I tried to hide my dismay at hearing this, because no one should live in a place that one doesn’t love, if it can be avoided. It’s socially acceptable to tell people you moved to a dreadful city for a job but it’s some revolutionary concept to tell people you moved someplace for the city and who cared about the job? It would come.
Now, I’m not pretending that everyone can have a great amount of time wealth/lifestyle in the world’s finest cities, but if you are going to bother to live there, to “put up” with the cost of living, it’s surely a great shame if you can never enjoy it.

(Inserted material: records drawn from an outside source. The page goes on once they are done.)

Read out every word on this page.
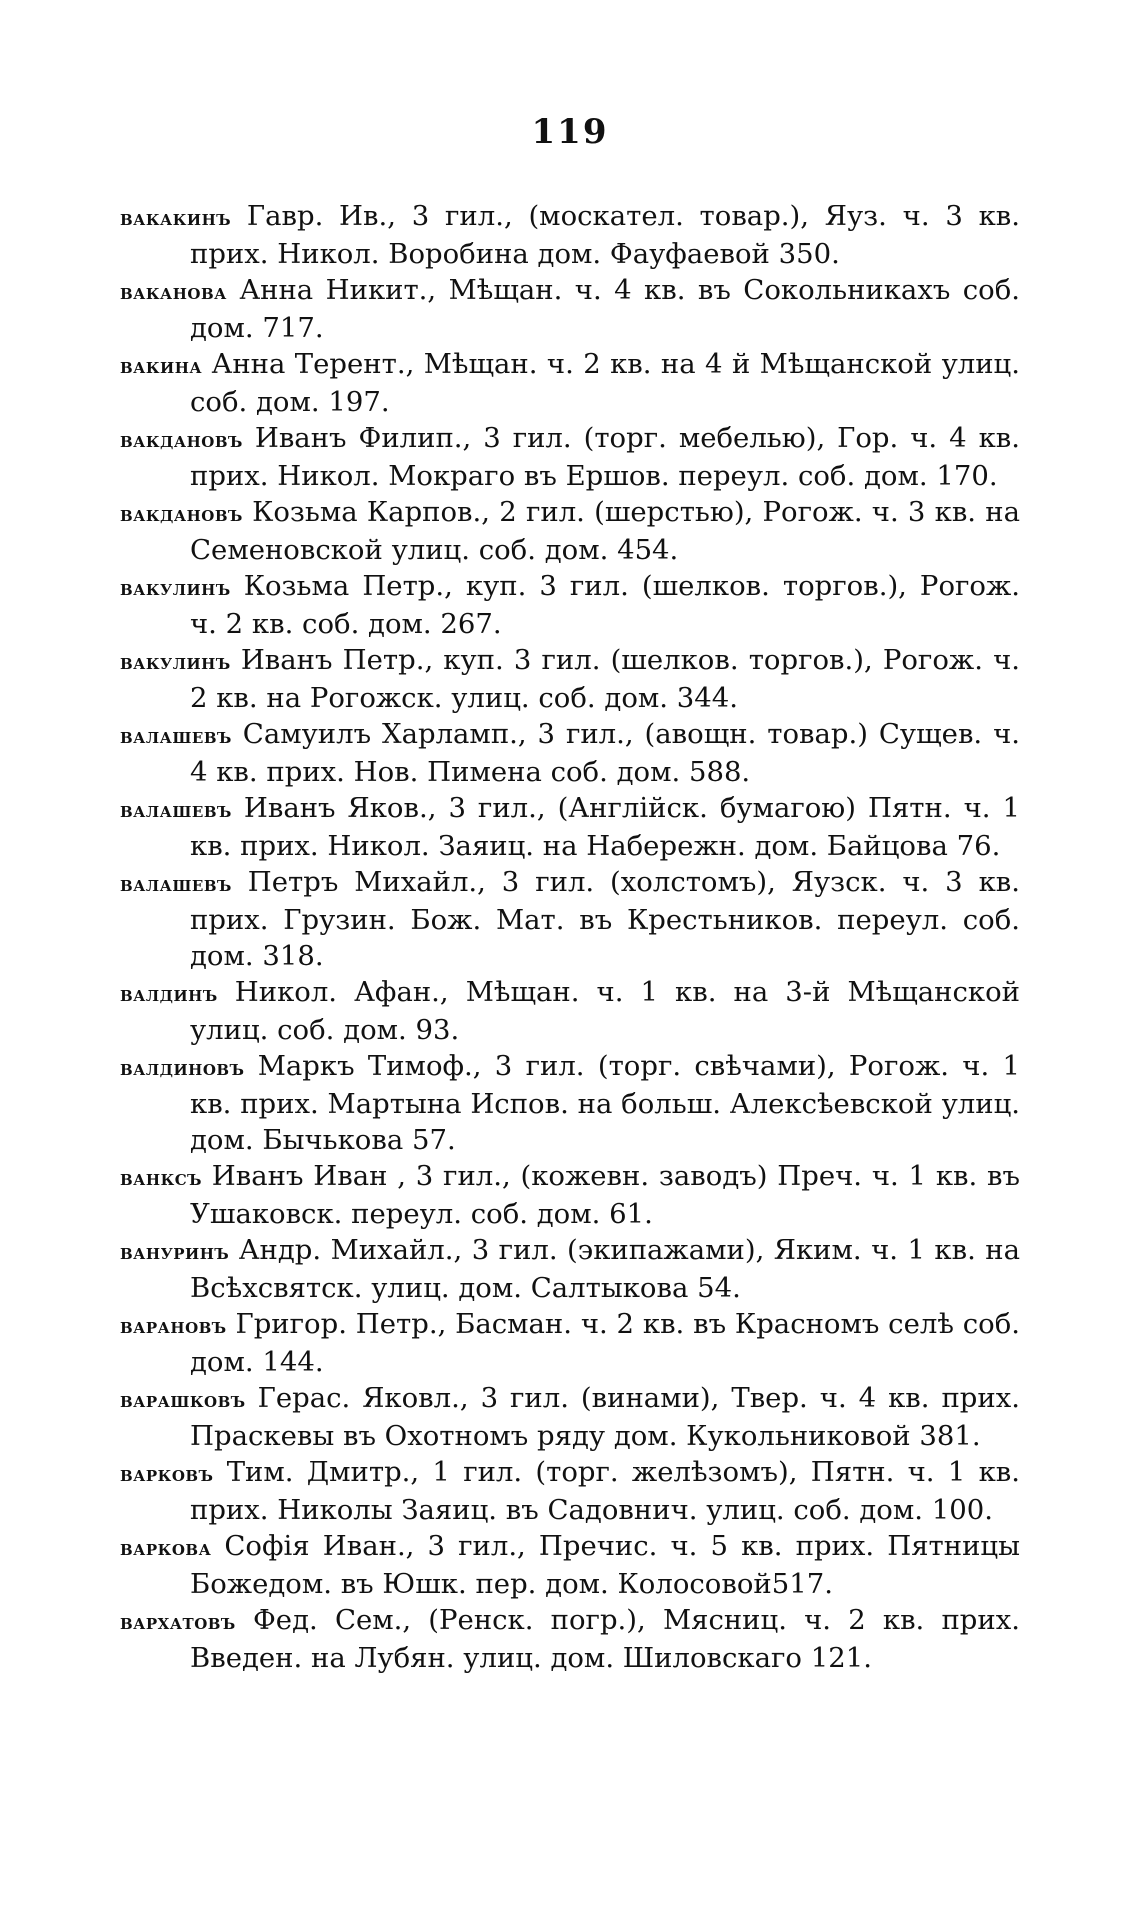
119

вакакинъ Гавр. Ив., 3 гил., (москател. товар.), Яуз. ч. 3 кв. прих. Никол. Воробина дом. Фауфаевой 350.

ваканова Анна Никит., Мѣщан. ч. 4 кв. въ Сокольникахъ соб. дом. 717.

вакина Анна Терент., Мѣщан. ч. 2 кв. на 4 й Мѣщанской улиц. соб. дом. 197.

вакдановъ Иванъ Филип., 3 гил. (торг. мебелью), Гор. ч. 4 кв. прих. Никол. Мокраго въ Ершов. переул. соб. дом. 170.

вакдановъ Козьма Карпов., 2 гил. (шерстью), Рогож. ч. 3 кв. на Семеновской улиц. соб. дом. 454.

вакулинъ Козьма Петр., куп. 3 гил. (шелков. торгов.), Рогож. ч. 2 кв. соб. дом. 267.

вакулинъ Иванъ Петр., куп. 3 гил. (шелков. торгов.), Рогож. ч. 2 кв. на Рогожск. улиц. соб. дом. 344.

валашевъ Самуилъ Харламп., 3 гил., (авощн. товар.) Сущев. ч. 4 кв. прих. Нов. Пимена соб. дом. 588.

валашевъ Иванъ Яков., 3 гил., (Англійск. бумагою) Пятн. ч. 1 кв. прих. Никол. Заяиц. на Набережн. дом. Байцова 76.

валашевъ Петръ Михайл., 3 гил. (холстомъ), Яузск. ч. 3 кв. прих. Грузин. Бож. Мат. въ Крестьников. переул. соб. дом. 318.

валдинъ Никол. Афан., Мѣщан. ч. 1 кв. на 3-й Мѣщанской улиц. соб. дом. 93.

валдиновъ Маркъ Тимоф., 3 гил. (торг. свѣчами), Рогож. ч. 1 кв. прих. Мартына Испов. на больш. Алексѣевской улиц. дом. Бычькова 57.

ванксъ Иванъ Иван , 3 гил., (кожевн. заводъ) Преч. ч. 1 кв. въ Ушаковск. переул. соб. дом. 61.

вануринъ Андр. Михайл., 3 гил. (экипажами), Яким. ч. 1 кв. на Всѣхсвятск. улиц. дом. Салтыкова 54.

варановъ Григор. Петр., Басман. ч. 2 кв. въ Красномъ селѣ соб. дом. 144.

варашковъ Герас. Яковл., 3 гил. (винами), Твер. ч. 4 кв. прих. Праскевы въ Охотномъ ряду дом. Кукольниковой 381.

варковъ Тим. Дмитр., 1 гил. (торг. желѣзомъ), Пятн. ч. 1 кв. прих. Николы Заяиц. въ Садовнич. улиц. соб. дом. 100.

варкова Софія Иван., 3 гил., Пречис. ч. 5 кв. прих. Пятницы Божедом. въ Юшк. пер. дом. Колосовой517.

вархатовъ Фед. Сем., (Ренск. погр.), Мясниц. ч. 2 кв. прих. Введен. на Лубян. улиц. дом. Шиловскаго 121.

Now, the first time I heard this complaint was from a lady who attended my Paris Culture Lovers meetup who rather sourly complained about her schedule as I described my own, which included grocery shopping, visiting parks and museums, and riding a Vélib during “off hours” — when everyone was at work from 9-5. While I was a bit taken aback at her tirade, even though I’ve become very used to the French complaining (it’s a national art and sport), especially since she chose to move to Paris 15 years ago — for work — I avoided what would have been a typical American retort: “Well why don’t you do something about it instead of just complaining to 10 near-strangers about it?” I said it another way to my friend Julia last month: “The French as a people would rather complain about what they don’t have than take responsibility for building their dreams.” Instead, I just managed to stutter, “I guess…I guess I just live in a different Paris than you do.”
Since my current conversant was French I decided to take a different tack and asked him how he planned to break the cycle. He shared some great ideas, but unsurprisingly, had not done any real research into those ideas.
***
Okay, Stephen, so people quit their miserable city jobs, then what? Look, I don’t know. I’m not advocating that everyone quit his/her respective jobs. I’m just asking the serious and adult series of questions: what is the life you want for yourself? Are you living it now? If not, why not? Do you have any plan or timeline in which you will be living the life you want? Does it solely hinge on money? Have you rethought that?
Surely life is more than paying rent or a mortgage. Our time on this magnificent planet is too short and brief to spend focusing on the life you don’t have. Start creating the life you desire and marvel at how much the journey alone will prepare you to enjoy what awaits your sacrifices. I’m reminded of the words of Marcus Aurelius:
The impediment to action advances action. What stands in the way becomes the way.
The obstacle is the way.
I took the featured photo in the Tuileries when Spring had definitely arrived this year after a very long stay by Old Man Winter.